Повторюсь, у меня плохая память, и я додумываю многое, но финальная картинка всегда четкая, хоть и неотличимая от выдумки. Он рассказывал, как это было, зимний день, снующие грузовики ОМОНа, медленно падающий снег. По стране кипят митинги, он приходит на главную площадь города без радости, но с горячим сердцем, где должны собираться красные – а там орёт шансон и готовят ярмарку. Разочарованный, Ваня подходит и заговаривает с группой стариков и старух – ветхие, в орденах и с горящими глазами, они мантрой клянут «рыжего». Он заговаривает с ними и пытается выяснить, куда ушли коммунисты, говорят, митинг перенесли, потому что тут запланированы гулянья. Он видит группу студентов, человек двести, которые гуськом следуют друг за другом и поднимают вверх чистые листы бумаги и, заинтересованный, отправляется следом. Кто-то из толпы начинает скандировать – его с силой толкают в спину. Ваня слышит жаркий шепот: «Ты че, блин, хочешь, чтобы нас свинтили? Иди тихо, никого не возьмут». Дальше процессия движется молча. Машины на дороге сигналят, маленькая старушка подходит к колонне с поднятым кулаком – «Молодцы!» – в другой руке у нее теплые шерстяные носки на продажу, Иван отстает, не выдерживая, и покупает пару.

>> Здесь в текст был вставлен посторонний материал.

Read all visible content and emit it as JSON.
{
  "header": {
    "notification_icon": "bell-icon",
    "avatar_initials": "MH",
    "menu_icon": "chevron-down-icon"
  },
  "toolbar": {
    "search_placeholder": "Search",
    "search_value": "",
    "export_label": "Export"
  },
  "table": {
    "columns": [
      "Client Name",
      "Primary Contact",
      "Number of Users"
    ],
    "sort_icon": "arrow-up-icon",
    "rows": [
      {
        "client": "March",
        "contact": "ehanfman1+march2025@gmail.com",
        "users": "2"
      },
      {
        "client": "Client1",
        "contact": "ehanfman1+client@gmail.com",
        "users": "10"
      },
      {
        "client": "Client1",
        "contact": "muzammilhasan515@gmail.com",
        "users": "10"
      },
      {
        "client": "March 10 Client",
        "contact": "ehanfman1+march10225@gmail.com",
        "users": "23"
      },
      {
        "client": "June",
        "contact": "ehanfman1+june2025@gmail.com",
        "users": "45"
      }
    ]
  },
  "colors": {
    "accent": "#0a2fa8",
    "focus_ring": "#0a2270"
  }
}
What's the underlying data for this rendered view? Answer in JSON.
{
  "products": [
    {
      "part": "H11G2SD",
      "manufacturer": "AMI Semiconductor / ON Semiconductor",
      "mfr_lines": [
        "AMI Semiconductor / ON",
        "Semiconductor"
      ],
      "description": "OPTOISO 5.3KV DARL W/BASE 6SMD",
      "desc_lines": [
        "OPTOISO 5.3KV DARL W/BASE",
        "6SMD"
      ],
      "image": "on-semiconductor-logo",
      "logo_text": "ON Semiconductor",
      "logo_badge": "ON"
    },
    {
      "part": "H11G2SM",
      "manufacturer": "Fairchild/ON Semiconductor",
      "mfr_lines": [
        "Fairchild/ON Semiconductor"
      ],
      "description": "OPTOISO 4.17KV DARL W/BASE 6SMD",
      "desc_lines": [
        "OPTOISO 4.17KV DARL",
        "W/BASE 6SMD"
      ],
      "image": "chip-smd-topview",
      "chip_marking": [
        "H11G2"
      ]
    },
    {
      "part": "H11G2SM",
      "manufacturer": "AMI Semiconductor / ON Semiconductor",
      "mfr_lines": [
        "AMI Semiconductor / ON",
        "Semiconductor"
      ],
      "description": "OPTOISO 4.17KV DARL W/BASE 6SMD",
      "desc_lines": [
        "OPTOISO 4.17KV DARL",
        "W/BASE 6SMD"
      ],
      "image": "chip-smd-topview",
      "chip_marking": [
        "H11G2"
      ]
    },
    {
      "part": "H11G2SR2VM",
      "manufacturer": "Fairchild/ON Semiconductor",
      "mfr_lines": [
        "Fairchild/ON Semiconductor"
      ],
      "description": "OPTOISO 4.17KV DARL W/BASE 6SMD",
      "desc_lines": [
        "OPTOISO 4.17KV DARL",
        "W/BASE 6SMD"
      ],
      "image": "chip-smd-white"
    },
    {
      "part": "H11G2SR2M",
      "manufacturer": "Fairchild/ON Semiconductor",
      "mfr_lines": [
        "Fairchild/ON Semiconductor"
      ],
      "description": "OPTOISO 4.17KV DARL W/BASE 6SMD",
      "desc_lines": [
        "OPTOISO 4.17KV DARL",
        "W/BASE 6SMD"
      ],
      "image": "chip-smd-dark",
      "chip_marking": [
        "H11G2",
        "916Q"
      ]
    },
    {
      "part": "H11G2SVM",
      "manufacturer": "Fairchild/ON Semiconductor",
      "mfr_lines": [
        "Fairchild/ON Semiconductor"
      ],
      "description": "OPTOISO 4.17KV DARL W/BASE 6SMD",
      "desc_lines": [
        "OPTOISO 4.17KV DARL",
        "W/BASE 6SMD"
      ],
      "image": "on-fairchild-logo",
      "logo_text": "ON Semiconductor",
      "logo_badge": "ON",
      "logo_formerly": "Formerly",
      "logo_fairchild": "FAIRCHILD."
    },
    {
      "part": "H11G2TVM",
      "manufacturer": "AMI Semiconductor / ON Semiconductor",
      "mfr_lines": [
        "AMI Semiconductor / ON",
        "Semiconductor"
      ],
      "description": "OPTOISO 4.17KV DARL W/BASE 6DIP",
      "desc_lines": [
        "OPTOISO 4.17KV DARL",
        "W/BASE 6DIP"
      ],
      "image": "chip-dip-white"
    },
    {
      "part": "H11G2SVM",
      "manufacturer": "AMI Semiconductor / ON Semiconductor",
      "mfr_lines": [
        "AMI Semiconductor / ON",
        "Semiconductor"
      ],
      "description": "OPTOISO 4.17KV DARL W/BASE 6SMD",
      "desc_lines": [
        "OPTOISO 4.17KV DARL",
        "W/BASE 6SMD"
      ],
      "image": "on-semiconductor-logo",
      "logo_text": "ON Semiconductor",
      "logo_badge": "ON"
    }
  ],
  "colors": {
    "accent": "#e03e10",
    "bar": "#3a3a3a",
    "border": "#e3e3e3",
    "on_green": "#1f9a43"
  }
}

С этого угла видна группа конной милиции позади процессии. Они выглядят странно, как будто вытащенные из другого мира, февральские казаки с нагайками, похожие на работорговцев, выводящих на продажу товар. Далеко позади в дымке блестит купол храма, ржут кони, пахнет русской зимой. Студенты выходят на небольшую площадку около памятника Чехову, и в этот момент кто-то в голове колонны истошно орёт: «ОМОН! Назад!» Толпа поддается призыву, и подается назад, и строй ломается, как лед на реке по весне, растаскивая обломки по проулкам и подворотням, по притокам. Кого-то тащат в автозак, двое ребят стоят около памятника, пытаясь образовать цепь, но вокруг них бегут, и выглядит это, как будто один держит другого под руку. Около Вани какую-то девицу полицейский хватает за волосы и роняет на землю, она кричит, он рвется к ней, но его хватают за рукав.

– Отпустите, я пойду сам, – бурчит он и отдает паспорт. Его ведут через широкую улицу, на тротуаре которой сгрудились машины полиции. В бобике накурено и пахнет перегаром, перед этим доставляли алкашей. Он рассказывает все как было, без юмора, чувствует, что сейчас не время шутить. Столько милиции в его городе не было даже на шествии футбольных фанатов.

Когда спокойный и одутловатый полицейский узнает, что перед шествием он ходил на митинг красных – долго спрашивает: «Что, Иван Егорович, коммунист? Солженицына не читали? Не знаете, что эти сволочи с людьми делали?».

Он сидит в КПЗ, в небольшой комнате, стены исколоты гвоздями, спадают штаны и обувь, вокруг маются неприкаянные студенты. Они спят по очереди, сменяясь, то на полу, то на небольших нарах, он знает, что им повезло, что никого не было в камере, знакомые говорили ему, что по пятницам остаются только стоячие места. На потолке крутится огромная вентиляция, прогоняя воздух, отчего в камере холодно, как на улице, и её выключают только под утро. Он отдает купленные у бабушки носки какому-то особо стонущему от холода парню в ветровке. Двоих из них забирают, и через зарешеченное окошко видно, что их уводят в другое здание два человека в гражданском. Никто не ждет ничего хорошего. Все, стыдясь, втайне радуются, что забрали не их. Один раз в начале ночи их выводят в туалет, но после не выпускают ни разу. По очереди они подходят к стенке камеры и стучат, чтобы выпустили в туалет, их не слышат. Депутат от маленькой партии принес им пол литра воды на ночь и апельсин. Им не дают звонить, они не знают, что их ждет. Атмосферу разряжает только то, что Ваня иногда начинает ритмично стучать ногой и петь блюз.